Wednesday, May 9, 2012

I Just Wanted A McMuffin...

Today, I was extremely embarrassed when my hormones got the best of me. I have been eating healthy, as to not gain too much weight, but this morning I was running late and I was hungry. I heard Duffy and Steve talking about egg white McMuffins. When I was training with OC at Bodies in Motion, he talked about them too. So, I thought that would be a perfect breakfast.  Oh, and I could also get an ice tea…
Well, I get to McDonald’s and order an egg white McMuffin and the girl says, “I’m sorry but we can’t make those.” I was so confused. I had so many people tell me that they go to McDonald’s and order egg white McMuffins.  Now she was telling me that the can’t make it for me.  After hearing this, my heart was broken.  I mean here I am, pregnant, hormonal, and dang it, I WANT AN EGG WHITE MCMUFFIN.
You know that moment when you start to feel the tears building up and you know that once you start crying, it won’t stop. I started crying and could not stop. It was so embarrassing.  I was having a monumental breakdown of cataclysmic proportions in the drive thru of my local Golden Arches.  All this, mind you, over something as silly as an egg white McMuffin.  LOL.

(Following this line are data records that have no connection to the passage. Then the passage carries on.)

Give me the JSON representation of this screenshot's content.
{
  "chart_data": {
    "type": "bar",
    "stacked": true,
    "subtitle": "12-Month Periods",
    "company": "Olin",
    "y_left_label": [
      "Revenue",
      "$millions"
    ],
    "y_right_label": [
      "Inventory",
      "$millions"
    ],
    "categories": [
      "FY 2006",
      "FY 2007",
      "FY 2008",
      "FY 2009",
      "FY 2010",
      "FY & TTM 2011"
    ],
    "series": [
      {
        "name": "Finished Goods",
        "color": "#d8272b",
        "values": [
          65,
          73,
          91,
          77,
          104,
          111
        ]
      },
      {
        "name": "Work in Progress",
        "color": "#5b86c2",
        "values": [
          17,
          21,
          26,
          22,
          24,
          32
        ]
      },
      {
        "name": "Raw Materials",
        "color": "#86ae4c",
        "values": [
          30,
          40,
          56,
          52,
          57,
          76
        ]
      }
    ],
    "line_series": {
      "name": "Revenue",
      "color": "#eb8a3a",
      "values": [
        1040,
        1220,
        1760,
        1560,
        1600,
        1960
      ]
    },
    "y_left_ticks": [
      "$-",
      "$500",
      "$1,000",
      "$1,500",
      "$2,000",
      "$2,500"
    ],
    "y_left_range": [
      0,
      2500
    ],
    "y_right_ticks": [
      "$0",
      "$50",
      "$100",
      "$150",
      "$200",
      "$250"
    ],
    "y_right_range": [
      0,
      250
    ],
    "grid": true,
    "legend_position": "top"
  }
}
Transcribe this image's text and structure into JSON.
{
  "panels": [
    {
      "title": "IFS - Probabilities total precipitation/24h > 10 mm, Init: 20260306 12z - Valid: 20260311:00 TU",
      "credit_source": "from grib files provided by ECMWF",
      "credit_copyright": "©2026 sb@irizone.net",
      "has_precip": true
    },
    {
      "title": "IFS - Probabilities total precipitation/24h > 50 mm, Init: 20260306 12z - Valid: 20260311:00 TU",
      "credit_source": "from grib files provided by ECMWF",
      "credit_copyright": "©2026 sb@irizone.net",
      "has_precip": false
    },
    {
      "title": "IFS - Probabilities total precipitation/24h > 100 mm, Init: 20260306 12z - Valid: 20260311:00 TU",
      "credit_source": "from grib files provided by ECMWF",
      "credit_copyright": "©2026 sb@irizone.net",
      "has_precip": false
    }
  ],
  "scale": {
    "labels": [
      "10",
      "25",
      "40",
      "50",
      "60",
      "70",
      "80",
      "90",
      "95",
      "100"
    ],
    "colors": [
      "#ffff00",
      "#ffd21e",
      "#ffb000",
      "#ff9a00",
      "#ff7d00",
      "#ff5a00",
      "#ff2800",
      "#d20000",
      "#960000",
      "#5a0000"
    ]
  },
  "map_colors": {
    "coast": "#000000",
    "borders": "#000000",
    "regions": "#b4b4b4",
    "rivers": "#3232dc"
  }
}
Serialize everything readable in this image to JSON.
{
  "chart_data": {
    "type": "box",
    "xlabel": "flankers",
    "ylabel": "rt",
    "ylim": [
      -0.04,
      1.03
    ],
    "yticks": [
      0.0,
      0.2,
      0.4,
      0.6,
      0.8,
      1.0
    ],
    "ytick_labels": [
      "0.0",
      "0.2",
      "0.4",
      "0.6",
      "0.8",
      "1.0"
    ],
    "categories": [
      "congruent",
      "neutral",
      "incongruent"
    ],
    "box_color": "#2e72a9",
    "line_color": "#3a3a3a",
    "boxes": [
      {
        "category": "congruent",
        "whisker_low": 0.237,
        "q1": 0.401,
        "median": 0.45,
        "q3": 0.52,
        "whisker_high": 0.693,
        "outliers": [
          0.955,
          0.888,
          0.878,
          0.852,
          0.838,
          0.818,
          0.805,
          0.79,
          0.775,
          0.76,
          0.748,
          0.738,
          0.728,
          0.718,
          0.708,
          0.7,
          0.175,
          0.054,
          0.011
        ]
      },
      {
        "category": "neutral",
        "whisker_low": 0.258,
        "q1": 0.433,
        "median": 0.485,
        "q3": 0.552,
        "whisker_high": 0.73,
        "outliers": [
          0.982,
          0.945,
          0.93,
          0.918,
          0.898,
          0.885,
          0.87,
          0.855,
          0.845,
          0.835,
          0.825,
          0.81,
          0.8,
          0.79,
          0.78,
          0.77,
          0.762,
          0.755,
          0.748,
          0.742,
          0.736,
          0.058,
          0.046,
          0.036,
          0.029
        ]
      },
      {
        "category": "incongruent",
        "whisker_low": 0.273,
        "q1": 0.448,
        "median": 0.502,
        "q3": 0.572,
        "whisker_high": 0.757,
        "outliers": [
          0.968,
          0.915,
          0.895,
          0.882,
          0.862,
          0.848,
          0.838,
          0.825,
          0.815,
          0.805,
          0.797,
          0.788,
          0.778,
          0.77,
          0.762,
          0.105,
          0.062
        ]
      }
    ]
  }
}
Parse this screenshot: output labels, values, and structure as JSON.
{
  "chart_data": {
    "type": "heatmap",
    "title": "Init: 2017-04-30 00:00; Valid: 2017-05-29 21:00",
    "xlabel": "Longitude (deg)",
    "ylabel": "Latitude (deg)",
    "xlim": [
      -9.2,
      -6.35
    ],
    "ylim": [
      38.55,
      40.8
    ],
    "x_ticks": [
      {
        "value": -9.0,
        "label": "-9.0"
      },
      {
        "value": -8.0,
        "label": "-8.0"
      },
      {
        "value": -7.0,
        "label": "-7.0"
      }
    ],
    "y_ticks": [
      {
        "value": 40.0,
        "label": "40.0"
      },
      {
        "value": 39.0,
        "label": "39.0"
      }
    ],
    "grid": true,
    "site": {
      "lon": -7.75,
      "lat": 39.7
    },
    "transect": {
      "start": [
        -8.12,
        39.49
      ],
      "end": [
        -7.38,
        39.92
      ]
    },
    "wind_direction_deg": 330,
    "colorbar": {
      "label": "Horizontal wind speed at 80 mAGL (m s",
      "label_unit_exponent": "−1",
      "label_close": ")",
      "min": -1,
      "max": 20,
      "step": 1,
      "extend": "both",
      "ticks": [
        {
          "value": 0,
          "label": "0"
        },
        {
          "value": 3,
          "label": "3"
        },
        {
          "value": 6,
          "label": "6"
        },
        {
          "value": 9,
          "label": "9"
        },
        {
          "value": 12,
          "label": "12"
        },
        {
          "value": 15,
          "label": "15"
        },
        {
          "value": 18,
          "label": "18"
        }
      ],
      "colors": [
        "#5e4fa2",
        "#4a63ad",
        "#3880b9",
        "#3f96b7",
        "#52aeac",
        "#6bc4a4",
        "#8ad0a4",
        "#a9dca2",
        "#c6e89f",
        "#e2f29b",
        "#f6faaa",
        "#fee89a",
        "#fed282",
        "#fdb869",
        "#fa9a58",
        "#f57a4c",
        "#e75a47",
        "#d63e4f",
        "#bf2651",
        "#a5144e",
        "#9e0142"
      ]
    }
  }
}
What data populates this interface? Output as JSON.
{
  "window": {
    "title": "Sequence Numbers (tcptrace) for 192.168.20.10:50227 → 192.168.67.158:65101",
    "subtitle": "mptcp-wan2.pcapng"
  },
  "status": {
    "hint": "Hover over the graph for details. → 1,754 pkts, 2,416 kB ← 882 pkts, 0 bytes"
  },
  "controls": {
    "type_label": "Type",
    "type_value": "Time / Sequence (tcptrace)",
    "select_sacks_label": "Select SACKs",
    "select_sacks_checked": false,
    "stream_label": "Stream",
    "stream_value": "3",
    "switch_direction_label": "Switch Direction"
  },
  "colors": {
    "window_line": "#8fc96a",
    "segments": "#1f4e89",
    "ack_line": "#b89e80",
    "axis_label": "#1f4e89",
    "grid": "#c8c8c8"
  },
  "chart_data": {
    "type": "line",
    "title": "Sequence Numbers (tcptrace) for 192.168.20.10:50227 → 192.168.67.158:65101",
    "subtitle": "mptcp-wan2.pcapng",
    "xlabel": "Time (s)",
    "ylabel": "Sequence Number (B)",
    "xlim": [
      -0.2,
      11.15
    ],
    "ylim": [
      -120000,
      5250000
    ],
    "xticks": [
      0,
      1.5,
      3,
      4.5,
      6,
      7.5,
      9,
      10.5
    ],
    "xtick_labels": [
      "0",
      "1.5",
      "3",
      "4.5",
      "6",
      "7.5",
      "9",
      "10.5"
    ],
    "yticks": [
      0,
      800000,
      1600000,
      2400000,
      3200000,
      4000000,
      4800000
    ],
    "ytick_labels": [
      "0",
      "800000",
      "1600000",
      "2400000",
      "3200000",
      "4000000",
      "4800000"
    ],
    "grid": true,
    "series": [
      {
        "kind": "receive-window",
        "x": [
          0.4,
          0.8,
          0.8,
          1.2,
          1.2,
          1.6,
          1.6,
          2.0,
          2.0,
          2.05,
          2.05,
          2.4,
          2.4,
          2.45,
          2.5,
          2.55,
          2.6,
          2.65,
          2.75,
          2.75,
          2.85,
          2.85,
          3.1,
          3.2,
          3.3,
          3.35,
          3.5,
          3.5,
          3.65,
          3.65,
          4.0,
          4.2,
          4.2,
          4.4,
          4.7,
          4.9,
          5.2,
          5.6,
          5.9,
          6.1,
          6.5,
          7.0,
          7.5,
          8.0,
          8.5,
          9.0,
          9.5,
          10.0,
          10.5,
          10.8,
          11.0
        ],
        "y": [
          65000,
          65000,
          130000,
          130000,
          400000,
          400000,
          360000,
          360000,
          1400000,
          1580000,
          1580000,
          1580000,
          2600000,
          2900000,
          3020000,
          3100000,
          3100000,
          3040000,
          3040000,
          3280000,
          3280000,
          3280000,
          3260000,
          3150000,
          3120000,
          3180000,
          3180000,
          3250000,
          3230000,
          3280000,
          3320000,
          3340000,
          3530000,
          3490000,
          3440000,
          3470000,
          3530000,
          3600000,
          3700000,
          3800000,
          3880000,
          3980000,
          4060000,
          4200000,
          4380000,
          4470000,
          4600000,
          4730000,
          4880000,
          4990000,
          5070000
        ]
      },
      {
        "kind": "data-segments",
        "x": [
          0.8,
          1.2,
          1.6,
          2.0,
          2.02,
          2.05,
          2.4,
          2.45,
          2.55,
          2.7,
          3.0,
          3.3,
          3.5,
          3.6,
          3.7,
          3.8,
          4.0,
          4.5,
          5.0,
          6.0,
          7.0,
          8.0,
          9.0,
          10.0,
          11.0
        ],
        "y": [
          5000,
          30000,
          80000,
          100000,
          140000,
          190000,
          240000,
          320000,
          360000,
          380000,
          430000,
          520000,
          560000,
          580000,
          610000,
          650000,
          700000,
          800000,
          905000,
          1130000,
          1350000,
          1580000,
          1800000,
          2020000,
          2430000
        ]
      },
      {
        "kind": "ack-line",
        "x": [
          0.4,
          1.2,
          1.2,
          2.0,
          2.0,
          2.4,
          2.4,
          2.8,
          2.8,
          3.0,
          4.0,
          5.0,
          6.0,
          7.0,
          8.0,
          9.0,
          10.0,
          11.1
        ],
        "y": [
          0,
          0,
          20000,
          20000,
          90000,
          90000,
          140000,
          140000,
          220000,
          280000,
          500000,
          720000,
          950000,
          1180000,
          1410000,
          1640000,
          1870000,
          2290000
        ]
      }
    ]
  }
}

Poor Kelsey...she sees it all.

The worst part is, I didn’t have any Kleenex or napkins or anything to clean myself up!  Then there was poor Kelsey.  Kelsey was with me, riding along in the passanger seat, and asked me, “Would you like to borrow my underwear?”  Ha-ha-ha.  Here is my little, sweet daughter who has now watched me break down on more occasions than I care to admit AND she is kind enough to remember the time I wiped my tears with my gym underpants.  Poor thing, she probably thinks this pregnancy has turned me into an emotional, crazy person.
I get to the first window and I tried my hardest not to look at the guy. Ladies, you know, raccoon eyes and slobber are not the prettiest look a woman can show.  I had my sunglasses on but you could still see the smeared makeup underneath. I made it through the second window. Then finally I left. I decided that was going to have to stay away from that McDonald’s for quite some time.  Not because they didn’t have the egg white McMuffin, but rather, I didn’t want them to say, “here comes the quacked out pregnant lady”, the next time I drove up.
            I hope that these emotional hormones go away soon. Not sure I can do this for the next 6 months.